Из тёмных лабиринтов полусонных улочек я выскочила в несколько иное место. Здесь пришлось затормозить, чтобы оглядеться, а заодно отдышаться. Организм, не привыкший к длительным физическим нагрузкам, явно испытывал перебои с кислородом. Во рту пересохло, грудная клетка ходила ходуном.

Там, где я оказалась, было больше света: фонари и освещённые окна попадались гораздо чаще. То и дело мимо проходили люди, мужчины и женщины, в основном молодые или среднего возраста. Звучали отрывки разговоров, смех. Это место явно предназначалось для поздних увеселений.

Я попыталась сориентироваться в обстановке. На миг отрешившись от физических органов чувств, я окинула окружающее пространство своим собственным, если так можно выразиться, взором. Фигурки людей расцветились тлеющими в них угольями страстей и страстишек. Кто-то еле теплился, предаваясь занятиям, кои принято считать в его кругу развлечением, с холодностью бездушного механизма. Иной же полыхал весьма изрядно, искренне увлечённый каким-либо процессом, связанным с получением удовольствия. От этих очагов горения приятные струйки тепла потянулись к моей озябшей коже.

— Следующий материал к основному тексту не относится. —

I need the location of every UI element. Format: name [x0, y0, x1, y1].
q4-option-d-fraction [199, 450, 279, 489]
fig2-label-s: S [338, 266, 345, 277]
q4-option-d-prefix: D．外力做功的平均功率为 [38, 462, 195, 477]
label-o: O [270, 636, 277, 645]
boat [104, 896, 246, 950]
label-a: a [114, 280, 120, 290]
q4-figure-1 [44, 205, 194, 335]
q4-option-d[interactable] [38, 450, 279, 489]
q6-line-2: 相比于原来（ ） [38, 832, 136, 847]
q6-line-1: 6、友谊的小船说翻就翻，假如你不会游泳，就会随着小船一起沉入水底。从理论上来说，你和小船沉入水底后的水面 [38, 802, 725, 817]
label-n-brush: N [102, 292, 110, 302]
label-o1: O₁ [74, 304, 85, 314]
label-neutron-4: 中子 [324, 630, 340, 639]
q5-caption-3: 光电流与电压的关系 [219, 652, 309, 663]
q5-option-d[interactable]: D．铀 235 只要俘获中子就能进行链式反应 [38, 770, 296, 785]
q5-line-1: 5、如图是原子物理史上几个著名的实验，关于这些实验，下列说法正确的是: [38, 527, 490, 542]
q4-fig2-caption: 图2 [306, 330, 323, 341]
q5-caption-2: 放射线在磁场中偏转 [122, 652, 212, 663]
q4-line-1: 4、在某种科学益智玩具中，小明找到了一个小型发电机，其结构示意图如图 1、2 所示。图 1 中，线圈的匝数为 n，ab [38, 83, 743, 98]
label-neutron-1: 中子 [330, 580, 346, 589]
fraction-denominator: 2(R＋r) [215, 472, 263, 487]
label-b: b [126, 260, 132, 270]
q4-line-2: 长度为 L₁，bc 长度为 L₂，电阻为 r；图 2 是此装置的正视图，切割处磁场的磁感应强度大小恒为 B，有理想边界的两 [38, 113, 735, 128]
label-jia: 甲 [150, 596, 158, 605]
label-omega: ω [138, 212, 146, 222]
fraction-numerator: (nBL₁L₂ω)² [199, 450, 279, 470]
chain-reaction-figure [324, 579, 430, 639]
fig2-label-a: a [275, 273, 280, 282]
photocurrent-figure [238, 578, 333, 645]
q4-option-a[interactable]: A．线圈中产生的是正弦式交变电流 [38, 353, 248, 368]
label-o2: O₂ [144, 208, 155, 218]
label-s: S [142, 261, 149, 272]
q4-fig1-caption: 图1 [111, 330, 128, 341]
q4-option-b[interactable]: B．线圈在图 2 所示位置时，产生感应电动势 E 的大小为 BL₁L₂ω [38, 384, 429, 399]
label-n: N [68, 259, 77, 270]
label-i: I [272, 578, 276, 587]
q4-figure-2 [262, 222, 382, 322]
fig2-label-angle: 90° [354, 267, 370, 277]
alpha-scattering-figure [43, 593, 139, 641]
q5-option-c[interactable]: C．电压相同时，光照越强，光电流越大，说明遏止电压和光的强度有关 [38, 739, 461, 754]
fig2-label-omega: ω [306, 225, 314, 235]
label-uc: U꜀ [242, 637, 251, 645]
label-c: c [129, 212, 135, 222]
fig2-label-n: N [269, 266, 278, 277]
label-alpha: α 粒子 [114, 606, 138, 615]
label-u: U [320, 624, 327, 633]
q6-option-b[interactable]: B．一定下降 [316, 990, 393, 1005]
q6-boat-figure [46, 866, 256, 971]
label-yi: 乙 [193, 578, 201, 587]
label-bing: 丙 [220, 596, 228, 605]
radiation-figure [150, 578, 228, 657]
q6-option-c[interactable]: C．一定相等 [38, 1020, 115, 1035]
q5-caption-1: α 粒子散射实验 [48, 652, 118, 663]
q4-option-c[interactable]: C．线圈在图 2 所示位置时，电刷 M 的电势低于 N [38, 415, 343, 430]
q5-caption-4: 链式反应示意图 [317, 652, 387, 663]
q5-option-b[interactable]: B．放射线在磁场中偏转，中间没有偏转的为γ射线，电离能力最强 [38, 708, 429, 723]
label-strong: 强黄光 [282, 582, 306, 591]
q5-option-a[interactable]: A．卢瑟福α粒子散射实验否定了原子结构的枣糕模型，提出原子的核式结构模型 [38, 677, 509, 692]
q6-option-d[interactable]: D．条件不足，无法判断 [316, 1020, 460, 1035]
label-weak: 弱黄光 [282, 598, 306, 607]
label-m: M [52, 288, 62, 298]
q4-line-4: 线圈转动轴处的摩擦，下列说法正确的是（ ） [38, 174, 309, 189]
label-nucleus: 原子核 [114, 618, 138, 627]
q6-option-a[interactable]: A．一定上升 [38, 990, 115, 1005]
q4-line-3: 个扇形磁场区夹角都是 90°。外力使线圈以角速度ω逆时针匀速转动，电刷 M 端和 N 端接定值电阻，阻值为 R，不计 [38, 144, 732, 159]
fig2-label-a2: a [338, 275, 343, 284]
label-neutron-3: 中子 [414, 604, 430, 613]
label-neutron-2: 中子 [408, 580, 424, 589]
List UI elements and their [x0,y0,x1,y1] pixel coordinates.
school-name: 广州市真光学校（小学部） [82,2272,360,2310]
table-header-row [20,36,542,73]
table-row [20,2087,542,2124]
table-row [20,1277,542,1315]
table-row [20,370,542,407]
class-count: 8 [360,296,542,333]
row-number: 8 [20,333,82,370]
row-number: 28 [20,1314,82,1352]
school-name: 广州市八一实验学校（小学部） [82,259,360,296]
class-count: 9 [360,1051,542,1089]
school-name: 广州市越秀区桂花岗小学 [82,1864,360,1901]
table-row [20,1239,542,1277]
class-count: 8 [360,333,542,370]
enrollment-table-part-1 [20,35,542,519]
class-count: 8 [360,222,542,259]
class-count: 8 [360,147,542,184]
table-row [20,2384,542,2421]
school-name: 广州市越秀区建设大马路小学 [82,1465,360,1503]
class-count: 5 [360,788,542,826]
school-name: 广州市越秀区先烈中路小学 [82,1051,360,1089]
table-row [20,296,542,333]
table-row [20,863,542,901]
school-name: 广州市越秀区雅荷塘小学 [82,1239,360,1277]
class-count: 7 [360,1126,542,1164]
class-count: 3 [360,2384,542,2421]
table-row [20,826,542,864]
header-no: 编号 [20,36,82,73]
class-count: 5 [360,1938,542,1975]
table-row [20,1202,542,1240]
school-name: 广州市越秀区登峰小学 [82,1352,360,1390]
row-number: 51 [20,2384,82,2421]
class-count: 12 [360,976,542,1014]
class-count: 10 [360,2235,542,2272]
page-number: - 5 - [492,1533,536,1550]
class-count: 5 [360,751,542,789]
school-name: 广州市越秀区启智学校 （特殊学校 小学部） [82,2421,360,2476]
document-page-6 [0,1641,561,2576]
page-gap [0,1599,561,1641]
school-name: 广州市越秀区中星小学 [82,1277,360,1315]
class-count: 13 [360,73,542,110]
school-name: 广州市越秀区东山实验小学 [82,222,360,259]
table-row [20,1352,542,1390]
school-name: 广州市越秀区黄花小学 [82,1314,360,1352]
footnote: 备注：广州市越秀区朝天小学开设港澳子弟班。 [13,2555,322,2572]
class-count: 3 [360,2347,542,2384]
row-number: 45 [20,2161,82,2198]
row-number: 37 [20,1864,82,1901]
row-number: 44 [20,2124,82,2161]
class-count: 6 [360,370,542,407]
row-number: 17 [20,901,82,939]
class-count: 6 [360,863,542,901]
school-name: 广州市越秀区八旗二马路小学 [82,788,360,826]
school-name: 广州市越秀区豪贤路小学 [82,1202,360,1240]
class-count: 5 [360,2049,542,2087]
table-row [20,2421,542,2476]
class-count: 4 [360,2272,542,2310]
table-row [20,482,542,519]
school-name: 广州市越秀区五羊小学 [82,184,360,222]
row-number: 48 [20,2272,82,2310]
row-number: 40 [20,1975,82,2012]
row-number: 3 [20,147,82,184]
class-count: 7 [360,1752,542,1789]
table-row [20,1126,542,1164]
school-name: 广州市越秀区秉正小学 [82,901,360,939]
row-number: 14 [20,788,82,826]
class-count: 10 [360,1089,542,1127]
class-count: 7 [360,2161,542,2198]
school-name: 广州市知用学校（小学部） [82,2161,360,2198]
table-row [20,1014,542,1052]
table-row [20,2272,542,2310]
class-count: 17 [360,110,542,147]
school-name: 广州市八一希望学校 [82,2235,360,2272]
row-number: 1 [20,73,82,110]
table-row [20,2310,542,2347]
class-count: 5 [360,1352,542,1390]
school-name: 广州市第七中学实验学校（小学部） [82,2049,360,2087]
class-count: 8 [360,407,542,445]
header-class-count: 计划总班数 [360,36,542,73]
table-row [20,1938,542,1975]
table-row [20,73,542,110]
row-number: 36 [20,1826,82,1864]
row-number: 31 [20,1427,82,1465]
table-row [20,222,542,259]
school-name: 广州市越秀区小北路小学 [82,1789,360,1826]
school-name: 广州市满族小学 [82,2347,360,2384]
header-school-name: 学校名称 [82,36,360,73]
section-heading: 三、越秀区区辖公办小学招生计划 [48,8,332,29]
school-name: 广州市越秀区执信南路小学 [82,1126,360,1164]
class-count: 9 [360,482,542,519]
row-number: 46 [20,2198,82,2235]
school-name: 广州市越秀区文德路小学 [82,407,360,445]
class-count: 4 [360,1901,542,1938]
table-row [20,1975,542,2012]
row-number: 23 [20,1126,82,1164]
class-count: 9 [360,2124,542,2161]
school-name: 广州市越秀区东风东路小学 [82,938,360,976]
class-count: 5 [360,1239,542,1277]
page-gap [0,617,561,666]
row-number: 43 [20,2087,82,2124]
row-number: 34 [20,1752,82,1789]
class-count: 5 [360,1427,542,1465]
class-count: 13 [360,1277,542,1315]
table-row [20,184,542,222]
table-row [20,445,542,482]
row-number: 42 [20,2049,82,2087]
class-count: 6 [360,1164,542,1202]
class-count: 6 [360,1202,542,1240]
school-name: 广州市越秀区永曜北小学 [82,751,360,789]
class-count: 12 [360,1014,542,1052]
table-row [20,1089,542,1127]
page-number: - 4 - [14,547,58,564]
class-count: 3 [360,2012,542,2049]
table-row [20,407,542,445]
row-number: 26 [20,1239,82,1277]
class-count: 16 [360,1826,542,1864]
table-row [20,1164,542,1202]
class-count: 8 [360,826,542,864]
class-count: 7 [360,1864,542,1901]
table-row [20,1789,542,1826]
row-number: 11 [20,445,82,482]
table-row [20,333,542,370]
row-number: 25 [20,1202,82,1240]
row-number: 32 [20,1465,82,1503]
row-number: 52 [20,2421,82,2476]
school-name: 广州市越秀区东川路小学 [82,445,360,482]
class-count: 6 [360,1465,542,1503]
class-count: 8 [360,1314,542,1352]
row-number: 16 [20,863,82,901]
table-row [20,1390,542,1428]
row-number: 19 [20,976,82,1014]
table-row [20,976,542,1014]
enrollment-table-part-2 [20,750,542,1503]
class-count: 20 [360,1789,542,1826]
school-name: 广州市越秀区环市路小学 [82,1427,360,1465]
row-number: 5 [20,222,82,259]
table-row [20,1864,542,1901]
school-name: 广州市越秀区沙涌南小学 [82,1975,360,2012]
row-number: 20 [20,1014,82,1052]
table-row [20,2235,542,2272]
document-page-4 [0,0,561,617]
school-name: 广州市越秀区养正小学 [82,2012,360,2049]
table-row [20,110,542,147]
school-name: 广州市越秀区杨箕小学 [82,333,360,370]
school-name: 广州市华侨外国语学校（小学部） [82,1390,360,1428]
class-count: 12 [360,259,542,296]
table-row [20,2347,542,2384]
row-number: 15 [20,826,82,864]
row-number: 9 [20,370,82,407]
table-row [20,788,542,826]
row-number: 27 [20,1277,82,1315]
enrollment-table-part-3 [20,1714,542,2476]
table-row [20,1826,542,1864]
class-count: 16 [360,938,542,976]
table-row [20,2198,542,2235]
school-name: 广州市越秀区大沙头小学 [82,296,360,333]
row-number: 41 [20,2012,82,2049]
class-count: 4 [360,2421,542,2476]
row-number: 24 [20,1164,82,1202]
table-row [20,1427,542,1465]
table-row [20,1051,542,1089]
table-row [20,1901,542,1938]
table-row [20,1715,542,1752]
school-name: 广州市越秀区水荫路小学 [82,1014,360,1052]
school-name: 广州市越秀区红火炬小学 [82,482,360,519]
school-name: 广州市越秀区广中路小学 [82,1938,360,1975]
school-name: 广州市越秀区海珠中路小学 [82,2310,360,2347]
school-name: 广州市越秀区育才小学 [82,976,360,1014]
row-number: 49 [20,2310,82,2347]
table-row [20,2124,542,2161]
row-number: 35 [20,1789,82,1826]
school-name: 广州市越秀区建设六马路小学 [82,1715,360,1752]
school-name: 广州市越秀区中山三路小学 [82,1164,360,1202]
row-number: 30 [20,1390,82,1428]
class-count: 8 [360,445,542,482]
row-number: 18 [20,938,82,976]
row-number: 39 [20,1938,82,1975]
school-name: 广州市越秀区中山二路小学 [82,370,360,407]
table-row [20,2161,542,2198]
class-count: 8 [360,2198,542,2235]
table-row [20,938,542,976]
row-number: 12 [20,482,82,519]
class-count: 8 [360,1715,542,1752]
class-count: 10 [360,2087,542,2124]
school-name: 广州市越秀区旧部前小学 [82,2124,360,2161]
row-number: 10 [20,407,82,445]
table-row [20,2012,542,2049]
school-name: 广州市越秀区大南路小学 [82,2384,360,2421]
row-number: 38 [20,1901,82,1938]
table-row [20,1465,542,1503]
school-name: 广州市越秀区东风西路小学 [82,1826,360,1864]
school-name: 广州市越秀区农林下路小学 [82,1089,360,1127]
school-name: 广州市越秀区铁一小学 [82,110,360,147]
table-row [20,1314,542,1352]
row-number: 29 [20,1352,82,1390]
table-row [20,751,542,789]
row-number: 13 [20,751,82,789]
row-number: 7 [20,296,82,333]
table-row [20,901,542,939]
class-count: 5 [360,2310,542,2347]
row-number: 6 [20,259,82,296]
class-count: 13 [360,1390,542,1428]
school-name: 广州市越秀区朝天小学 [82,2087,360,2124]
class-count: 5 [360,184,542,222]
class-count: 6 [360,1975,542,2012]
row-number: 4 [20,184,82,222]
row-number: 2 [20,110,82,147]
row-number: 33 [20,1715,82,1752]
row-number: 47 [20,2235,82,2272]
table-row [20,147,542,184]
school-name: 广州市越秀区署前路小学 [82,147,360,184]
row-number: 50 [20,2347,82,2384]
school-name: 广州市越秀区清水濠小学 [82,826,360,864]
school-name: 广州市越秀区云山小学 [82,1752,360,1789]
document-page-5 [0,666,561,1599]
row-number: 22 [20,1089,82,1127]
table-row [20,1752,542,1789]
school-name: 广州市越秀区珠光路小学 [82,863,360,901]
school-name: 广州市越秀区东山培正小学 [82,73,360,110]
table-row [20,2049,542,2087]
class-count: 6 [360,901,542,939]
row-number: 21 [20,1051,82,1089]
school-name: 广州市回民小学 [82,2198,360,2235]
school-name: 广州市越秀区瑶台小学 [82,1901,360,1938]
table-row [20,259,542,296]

– Эй, красавица! Не меня ждёшь?

Я вздрогнула, поскольку, наблюдая, совершенно позабыла, что сама тоже могу стать объектом наблюдения, ибо видна окружающим. Здоровенный усатый детина благодушно ухмылялся, ощупывая взглядом мою фигуру. Его вид вызвал у меня противоречивые чувства. Грубые черты лица, маленькие глазки, покрасневшая обветренная кожа… Но: широкие плечи, крепкий торс, сильные руки. С минуту я поколебалась, взвешивая pro и contra. Солдат в увольнении? Моряк, вернувшийся из рейса? Не знаю, но всё равно что-то не то… Не мой типаж.

– Не тебя, красавец. Не тебя.

Ослепительно улыбнувшись на прощание, я пересекла улицу и нырнула в дверь, из-за которой тянулись особенно притягательные флюиды порока.


…Нет, это был не бордель. Похоть проявляет себя иначе. Господствовавшая здесь греховная страсть настолько же отличалась в моём восприятии от грубой похоти, насколько тонкий аромат изысканных духов отличается от сладкой вони дешёвого парфюма. И имя этой страсти: азарт.


…Испокон веков, с самых начал существования Воздушного Департамента, меж его отделами шёл неутихающий спор: к какой страсти отнести увлечение азартными играми? Вопрос имел сугубо практическое значение: каковая страсть окажется основополагающей, тот отдел и будет заниматься. Но игровой азарт не желал вписываться в жёсткие рамки. Он вмещал в себя и нотки наркотического пристрастия, и привкус любовного вожделения, и вечно натянутый нерв гордыни, и гнев, и алчность, и зависть… Само собой, для уныния тоже оставалось немало места – в случае проигрыша. В общем, радуга какая-то, а не порок. В итоге игроков пинали из отдела в отдел. Периодически выходили директивы, предписывающие заниматься ими вплотную то одному подразделению, то другому. Одно время их всех прикрепили к нашему Обжорству и Пьянству, на том основании, что все наркоманы давно уже идут к нам, а тяга к азартным играм аналогична тяге к наркотикам. Потом резко передали их Отделу похоти, от чего похотники возроптали и сочинили руководству коллективную петицию о том, что большинство игроков вообще равнодушны к сексу, потому что у них всё либидо сублимируется. Пока руководство петицию рассматривало, возник неприятный прецедент: один из клиентов-игроков предложил курирующему его сотруднику кинуть кости, разделал его подчистую и выиграл себе полное освобождение от взымаемых нашим Департаментом пошлин. После чего беспрепятственно удалился вместе со своими торжествующими Проводниками.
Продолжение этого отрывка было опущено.